On winning the prize, Julian Jackson said:
I am very honoured to join the previous illustrious winners of this prize. I am glad also that this will make the extraordinary career of Charles de Gaulle better known in the United Kingdom – not just as the leader of the Free French in London after 1940 (where his clashes with Churchill have become legendary) and for twice vetoing British entry to the European Community (1963, 1967) but also as the most extraordinary French political leader since Napoleon.
Established in 2003 in affectionate memory of Elizabeth Longford, the acclaimed biographer, and sponsored by Flora Fraser and Peter Soros, the prize is awarded annually for a historical biography published in the preceding year.
The judges this year are Richard Davenport-Hines, Roy Foster (Chair), Antonia Fraser, Flora Fraser, and Rana Mitter.
Commenting on this year’s winner, the Chair of Judges, Roy Foster said:
Out of a powerful shortlist of books about people who changed the world around them through force of character and sense of the zeitgeist, the judges unanimously selected Julian Jackson’s A Certain Idea of France: The Life of Charles de Gaulle. At this moment in history, any work that enriches our understanding of the culture of Britain’s nearest neighbour in Europe must have profound claims on our attention. But A Certain Idea of France does far more. It draws an unforgettable portrait of a divisive, awkward, self-contradictory but immensely impressive figure, and does so with empathy, deep scholarship and shafts of enlivening Gallic wit. Jackson’s de Gaulle epitomises the untranslatable French concepts of gloire and grandeur; but his biography is also a riveting profile of a figure whose private life, personal sadnesses, unpredictable intellectual passions and achievements, and astounding qualities of perseverance made him truly a ‘great man’, albeit a uniquely exasperating one.

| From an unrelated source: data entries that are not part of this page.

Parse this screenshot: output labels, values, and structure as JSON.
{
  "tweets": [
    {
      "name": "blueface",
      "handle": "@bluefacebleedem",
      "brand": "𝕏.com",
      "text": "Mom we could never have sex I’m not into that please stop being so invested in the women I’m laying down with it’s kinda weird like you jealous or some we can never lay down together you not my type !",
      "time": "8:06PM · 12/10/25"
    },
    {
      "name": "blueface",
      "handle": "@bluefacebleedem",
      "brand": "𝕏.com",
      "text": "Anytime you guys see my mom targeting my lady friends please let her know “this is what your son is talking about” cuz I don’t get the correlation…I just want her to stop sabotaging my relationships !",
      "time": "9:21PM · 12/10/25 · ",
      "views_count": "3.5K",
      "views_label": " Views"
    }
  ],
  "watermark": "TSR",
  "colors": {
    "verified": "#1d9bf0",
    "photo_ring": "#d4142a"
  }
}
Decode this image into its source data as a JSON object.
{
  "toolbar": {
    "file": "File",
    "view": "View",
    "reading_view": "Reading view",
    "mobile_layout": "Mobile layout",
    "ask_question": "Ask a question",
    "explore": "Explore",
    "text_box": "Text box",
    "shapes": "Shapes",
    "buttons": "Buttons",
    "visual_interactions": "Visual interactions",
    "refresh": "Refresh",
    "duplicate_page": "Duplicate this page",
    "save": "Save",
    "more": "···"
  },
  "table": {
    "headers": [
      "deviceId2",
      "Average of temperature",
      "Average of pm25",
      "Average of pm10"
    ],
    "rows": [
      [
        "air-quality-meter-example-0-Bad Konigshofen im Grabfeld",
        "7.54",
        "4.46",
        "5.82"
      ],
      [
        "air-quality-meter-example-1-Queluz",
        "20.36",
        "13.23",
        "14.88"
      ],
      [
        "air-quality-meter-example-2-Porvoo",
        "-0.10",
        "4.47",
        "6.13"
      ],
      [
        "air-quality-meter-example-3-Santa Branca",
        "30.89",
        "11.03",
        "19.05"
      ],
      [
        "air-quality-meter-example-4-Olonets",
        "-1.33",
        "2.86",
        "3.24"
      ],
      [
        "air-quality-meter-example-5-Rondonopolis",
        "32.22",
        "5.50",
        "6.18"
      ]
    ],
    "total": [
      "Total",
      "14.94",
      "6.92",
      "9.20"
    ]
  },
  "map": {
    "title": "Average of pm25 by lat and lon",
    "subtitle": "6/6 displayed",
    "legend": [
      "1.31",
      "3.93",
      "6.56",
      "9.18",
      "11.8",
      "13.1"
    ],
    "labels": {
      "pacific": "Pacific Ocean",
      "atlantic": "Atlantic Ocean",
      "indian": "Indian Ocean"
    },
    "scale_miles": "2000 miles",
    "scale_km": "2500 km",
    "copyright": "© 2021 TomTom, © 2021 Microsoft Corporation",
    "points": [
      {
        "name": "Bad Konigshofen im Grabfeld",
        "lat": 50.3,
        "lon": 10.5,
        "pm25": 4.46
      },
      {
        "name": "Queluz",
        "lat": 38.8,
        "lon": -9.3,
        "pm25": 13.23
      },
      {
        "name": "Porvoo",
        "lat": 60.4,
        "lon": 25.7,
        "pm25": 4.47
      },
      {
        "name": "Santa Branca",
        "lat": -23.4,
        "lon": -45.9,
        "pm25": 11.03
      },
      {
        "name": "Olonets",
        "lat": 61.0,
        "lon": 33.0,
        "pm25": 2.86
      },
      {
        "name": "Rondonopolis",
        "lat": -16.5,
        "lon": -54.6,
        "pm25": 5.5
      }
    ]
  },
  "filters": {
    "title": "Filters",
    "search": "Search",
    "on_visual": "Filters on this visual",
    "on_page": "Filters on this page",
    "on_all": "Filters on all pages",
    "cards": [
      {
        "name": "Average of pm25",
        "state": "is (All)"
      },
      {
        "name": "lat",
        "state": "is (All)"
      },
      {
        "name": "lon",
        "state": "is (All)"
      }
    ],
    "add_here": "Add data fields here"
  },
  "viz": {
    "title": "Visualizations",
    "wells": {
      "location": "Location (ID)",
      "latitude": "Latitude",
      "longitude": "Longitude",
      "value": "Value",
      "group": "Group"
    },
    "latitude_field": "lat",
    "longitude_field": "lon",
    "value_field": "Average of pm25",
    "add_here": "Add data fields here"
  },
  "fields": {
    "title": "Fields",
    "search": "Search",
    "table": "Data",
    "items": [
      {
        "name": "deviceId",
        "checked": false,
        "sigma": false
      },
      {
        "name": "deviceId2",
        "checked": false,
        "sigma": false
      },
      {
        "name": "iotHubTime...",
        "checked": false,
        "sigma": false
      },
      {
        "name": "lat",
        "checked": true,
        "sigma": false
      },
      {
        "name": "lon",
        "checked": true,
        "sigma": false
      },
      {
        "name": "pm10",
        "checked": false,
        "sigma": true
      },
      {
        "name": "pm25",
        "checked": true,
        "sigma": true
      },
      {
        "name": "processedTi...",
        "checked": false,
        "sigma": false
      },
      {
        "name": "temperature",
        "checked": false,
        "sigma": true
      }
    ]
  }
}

Though a long book, based on enormous archival research, it is compulsively readable throughout. Above all, Julian Jackson profoundly and quizzically examines the concepts of patriotism, nationalism and colonialism, through world war and uneasy peace, while unswervingly focussing on a single extraordinary life. A Certain Idea of France conclusively demonstrates the value of historical biography at its best, achieving exactly what the Elizabeth Longford Prize exists to recognise.
The three titles also shortlisted this year are:
- Thomas Cromwell: A Life by Diarmaid MacCulloch (Allen Lane)
- Churchill: Walking with Destiny by Andrew Roberts (Allen Lane)
- The New Negro: The Life of Alain Locke by Jeffrey C. Stewart (Oxford University Press)
Julian Jackson will be presented with the £5,000 award at the Society of Authors’ Awards and Summer Party on Monday 17 June.
Julian Jackson holds a First degree (1976) and PhD (1983) from the University of Cambridge and since 2003 has been Professor of Modern French History at the Queen Mary University of London. His first book, The Political of Depression in France 1932-1936 was published by CUP in 1986. His other publications include France, the Dark Years 1940-1944 (OUP, 2001) shortlisted for the Los Angeles Times History Prize, The Fall of France (OUP, 2003) winner of the Wolfson History Prize, Living in Arcadia: Politics, Homosexuality and Morality in France from the Liberation to AIDS 1945-1982 (Chicago University Press, 2009). His books have been translated into many languages including French, Portugese, Japanese, Chinese, Czech. He was elected a Fellow of the British Academy in 2003 and has been a Commandeur dans les Palmes Academiques since 2005.
The Elizabeth Longford Prize for Historical Biography was established in 2003 in affectionate memory of Elizabeth Longford, the acclaimed biographer, and is sponsored by Flora Fraser and Peter Soros. This £5,000 prize is awarded annually for a historical biography published in the preceding year.